Returns, Refunds, and KRA Credit Notes: Getting Pharmacy Reversals Right

02/03/2026·5 min read

A customer returns a product, or a sale needs to be partially refunded. Operationally this feels simple — hand back the money, adjust the stock. From a compliance standpoint, it is not simple at all: the original invoice was already reported, so the reversal has to be documented correctly too, typically as a formal credit note, not just an edited or voided receipt.

Why editing the original receipt is the wrong approach

  • An invoice that has already been reported through eTIMS cannot simply be edited after the fact — doing so breaks the audit trail KRA expects.
  • A credit note needs to reference the original invoice explicitly, so the reversal is traceable back to exactly what it is correcting.
  • Partial refunds need partial credit notes that match the specific items or amount being reversed — not a full cancellation of an invoice that was only partly returned.
  • Stock needs to be correctly restored (or not, depending on the condition of the returned item) at the same time the financial reversal happens.

A credit note is the compliant version of "we gave the money back"

Without a proper credit note linked to the original invoice, a refund exists in your till drawer but not in your compliance records — which is exactly the kind of gap an audit is designed to catch.

How returns should work at the point of sale

A properly built KRA eTIMS Electronic Invoicing workflow handles returns by generating a credit note linked directly to the original invoice, rather than editing or deleting the original record — preserving a clean, traceable history of both the sale and its reversal.

At the same time, the stock and payment side of the reversal need to move together with the credit note — restoring stock where appropriate and reversing the correct payment method, whether the original sale was cash, M-Pesa, card, or split across more than one.

See PharmaPOS handle this in your own pharmacy.
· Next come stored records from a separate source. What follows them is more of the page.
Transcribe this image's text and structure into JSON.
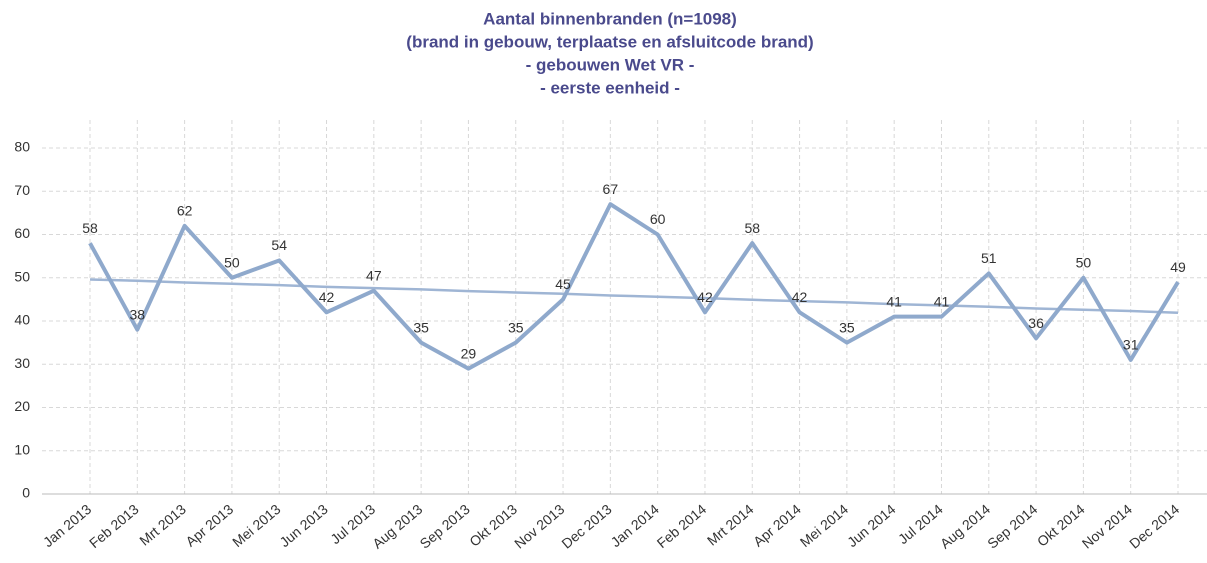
{
  "chart_data": {
    "type": "line",
    "title": [
      "Aantal binnenbranden (n=1098)",
      "(brand in gebouw, terplaatse en afsluitcode brand)",
      "- gebouwen Wet VR -",
      "- eerste eenheid -"
    ],
    "categories": [
      "Jan 2013",
      "Feb 2013",
      "Mrt 2013",
      "Apr 2013",
      "Mei 2013",
      "Jun 2013",
      "Jul 2013",
      "Aug 2013",
      "Sep 2013",
      "Okt 2013",
      "Nov 2013",
      "Dec 2013",
      "Jan 2014",
      "Feb 2014",
      "Mrt 2014",
      "Apr 2014",
      "Mei 2014",
      "Jun 2014",
      "Jul 2014",
      "Aug 2014",
      "Sep 2014",
      "Okt 2014",
      "Nov 2014",
      "Dec 2014"
    ],
    "series": [
      {
        "color": "#8fa9cc",
        "values": [
          58,
          38,
          62,
          50,
          54,
          42,
          47,
          35,
          29,
          35,
          45,
          67,
          60,
          42,
          58,
          42,
          35,
          41,
          41,
          51,
          36,
          50,
          31,
          49
        ]
      },
      {
        "color": "#9fb5d4",
        "values": [
          49.6,
          49.3,
          48.9,
          48.6,
          48.3,
          47.9,
          47.6,
          47.3,
          46.9,
          46.6,
          46.3,
          45.9,
          45.6,
          45.3,
          44.9,
          44.6,
          44.3,
          43.9,
          43.6,
          43.3,
          42.9,
          42.6,
          42.3,
          41.9
        ]
      }
    ],
    "ylim": [
      0,
      80
    ],
    "yticks": [
      0,
      10,
      20,
      30,
      40,
      50,
      60,
      70,
      80
    ],
    "grid": true
  }
}
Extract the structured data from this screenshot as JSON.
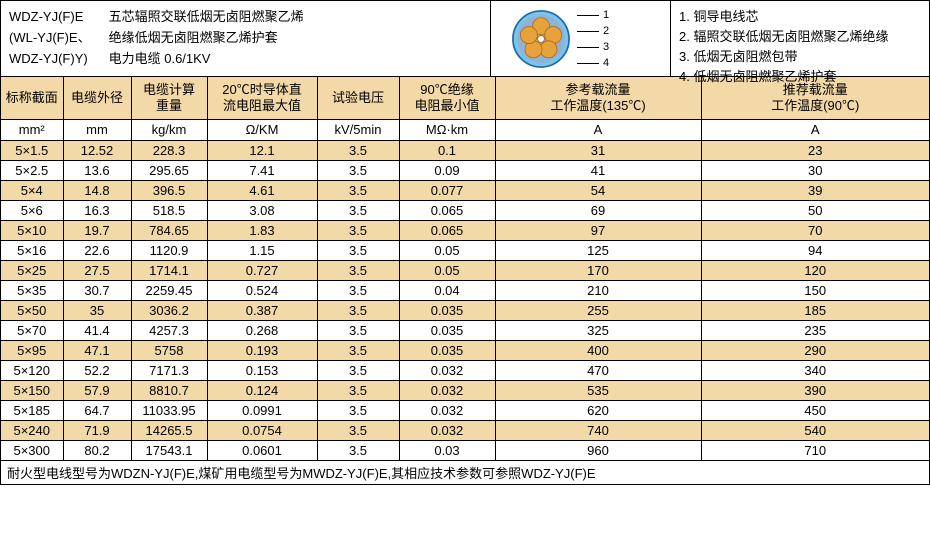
{
  "header": {
    "models": [
      "WDZ-YJ(F)E",
      "(WL-YJ(F)E、",
      "WDZ-YJ(F)Y)"
    ],
    "desc": [
      "五芯辐照交联低烟无卤阻燃聚乙烯",
      "绝缘低烟无卤阻燃聚乙烯护套",
      "电力电缆        0.6/1KV"
    ],
    "legend": [
      "1. 铜导电线芯",
      "2. 辐照交联低烟无卤阻燃聚乙烯绝缘",
      "3. 低烟无卤阻燃包带",
      "4. 低烟无卤阻燃聚乙烯护套"
    ],
    "leader_nums": [
      "1",
      "2",
      "3",
      "4"
    ]
  },
  "diagram": {
    "outer_fill": "#7cc4ee",
    "outer_stroke": "#1a6aa3",
    "ring_fill": "#8db4d6",
    "core_fill": "#e8a23c",
    "core_stroke": "#b06c12",
    "center_fill": "#ffffff"
  },
  "columns": {
    "headers": [
      "标称截面",
      "电缆外径",
      "电缆计算<br>重量",
      "20℃时导体直<br>流电阻最大值",
      "试验电压",
      "90℃绝缘<br>电阻最小值",
      "参考载流量<br>工作温度(135℃)",
      "推荐载流量<br>工作温度(90℃)"
    ],
    "units": [
      "mm²",
      "mm",
      "kg/km",
      "Ω/KM",
      "kV/5min",
      "MΩ·km",
      "A",
      "A"
    ]
  },
  "rows": [
    [
      "5×1.5",
      "12.52",
      "228.3",
      "12.1",
      "3.5",
      "0.1",
      "31",
      "23"
    ],
    [
      "5×2.5",
      "13.6",
      "295.65",
      "7.41",
      "3.5",
      "0.09",
      "41",
      "30"
    ],
    [
      "5×4",
      "14.8",
      "396.5",
      "4.61",
      "3.5",
      "0.077",
      "54",
      "39"
    ],
    [
      "5×6",
      "16.3",
      "518.5",
      "3.08",
      "3.5",
      "0.065",
      "69",
      "50"
    ],
    [
      "5×10",
      "19.7",
      "784.65",
      "1.83",
      "3.5",
      "0.065",
      "97",
      "70"
    ],
    [
      "5×16",
      "22.6",
      "1120.9",
      "1.15",
      "3.5",
      "0.05",
      "125",
      "94"
    ],
    [
      "5×25",
      "27.5",
      "1714.1",
      "0.727",
      "3.5",
      "0.05",
      "170",
      "120"
    ],
    [
      "5×35",
      "30.7",
      "2259.45",
      "0.524",
      "3.5",
      "0.04",
      "210",
      "150"
    ],
    [
      "5×50",
      "35",
      "3036.2",
      "0.387",
      "3.5",
      "0.035",
      "255",
      "185"
    ],
    [
      "5×70",
      "41.4",
      "4257.3",
      "0.268",
      "3.5",
      "0.035",
      "325",
      "235"
    ],
    [
      "5×95",
      "47.1",
      "5758",
      "0.193",
      "3.5",
      "0.035",
      "400",
      "290"
    ],
    [
      "5×120",
      "52.2",
      "7171.3",
      "0.153",
      "3.5",
      "0.032",
      "470",
      "340"
    ],
    [
      "5×150",
      "57.9",
      "8810.7",
      "0.124",
      "3.5",
      "0.032",
      "535",
      "390"
    ],
    [
      "5×185",
      "64.7",
      "11033.95",
      "0.0991",
      "3.5",
      "0.032",
      "620",
      "450"
    ],
    [
      "5×240",
      "71.9",
      "14265.5",
      "0.0754",
      "3.5",
      "0.032",
      "740",
      "540"
    ],
    [
      "5×300",
      "80.2",
      "17543.1",
      "0.0601",
      "3.5",
      "0.03",
      "960",
      "710"
    ]
  ],
  "footnote": "耐火型电线型号为WDZN-YJ(F)E,煤矿用电缆型号为MWDZ-YJ(F)E,其相应技术参数可参照WDZ-YJ(F)E",
  "colors": {
    "header_bg": "#f3d8a8",
    "row_bg": "#f3d8a8",
    "border": "#000000"
  }
}
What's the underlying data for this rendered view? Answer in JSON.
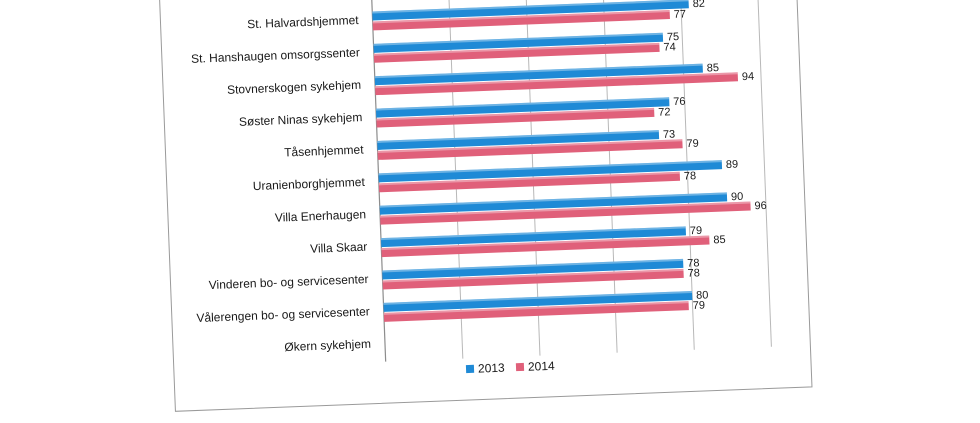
{
  "chart_data": {
    "type": "bar",
    "orientation": "horizontal",
    "categories": [
      "St. Halvardshjemmet",
      "St. Hanshaugen omsorgssenter",
      "Stovnerskogen sykehjem",
      "Søster Ninas sykehjem",
      "Tåsenhjemmet",
      "Uranienborghjemmet",
      "Villa Enerhaugen",
      "Villa Skaar",
      "Vinderen bo- og servicesenter",
      "Vålerengen bo- og servicesenter",
      "Økern sykehjem"
    ],
    "series": [
      {
        "name": "2013",
        "color": "#1f8ad6",
        "values": [
          82,
          75,
          85,
          76,
          73,
          89,
          90,
          79,
          78,
          80,
          null
        ],
        "labels": [
          "82",
          "75",
          "85",
          "76",
          "73",
          "89",
          "90",
          "79",
          "78",
          "80",
          ""
        ]
      },
      {
        "name": "2014",
        "color": "#e0607a",
        "values": [
          77,
          74,
          94,
          72,
          79,
          78,
          96,
          85,
          78,
          79,
          null
        ],
        "labels": [
          "77",
          "74",
          "94",
          "72",
          "79",
          "78",
          "96",
          "85",
          "78",
          "79",
          ""
        ]
      }
    ],
    "xlim": [
      0,
      100
    ],
    "grid": true,
    "legend_position": "bottom"
  }
}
Getting returns right in practice

  1. Always generate a credit note referencing the original invoice, rather than editing or deleting that invoice.
  2. Match partial returns with partial credit notes, not a full reversal of a larger original sale.
  3. Restore stock correctly based on the condition of the returned item — sellable stock back into inventory, damaged or compromised stock written off separately.
  4. Reverse the refund through the correct original payment method, including correctly handling refunds on split-payment sales.
  5. Keep a clear, searchable link between every sale and any credit notes issued against it, for both day-to-day lookups and audits.

Returns and refunds are routine in any retail business, but in a pharmacy operating under eTIMS, the compliance side of a reversal matters just as much as the customer-facing side. A credit note linked properly to its original invoice is what keeps the two in sync.

Frequently Asked Questions

Can a pharmacy just edit or delete an invoice to process a return?

No. Once an invoice has been reported through eTIMS, it should not be edited or deleted. A return should generate a credit note that references the original invoice instead.

What is a KRA credit note?

It is a formal document that reverses or adjusts a previously reported invoice, used for returns, refunds, or pricing corrections, and it must reference the original invoice it is correcting.

How should a partial return be handled?

With a partial credit note that matches only the specific items or amount being returned — not a full reversal of the entire original sale.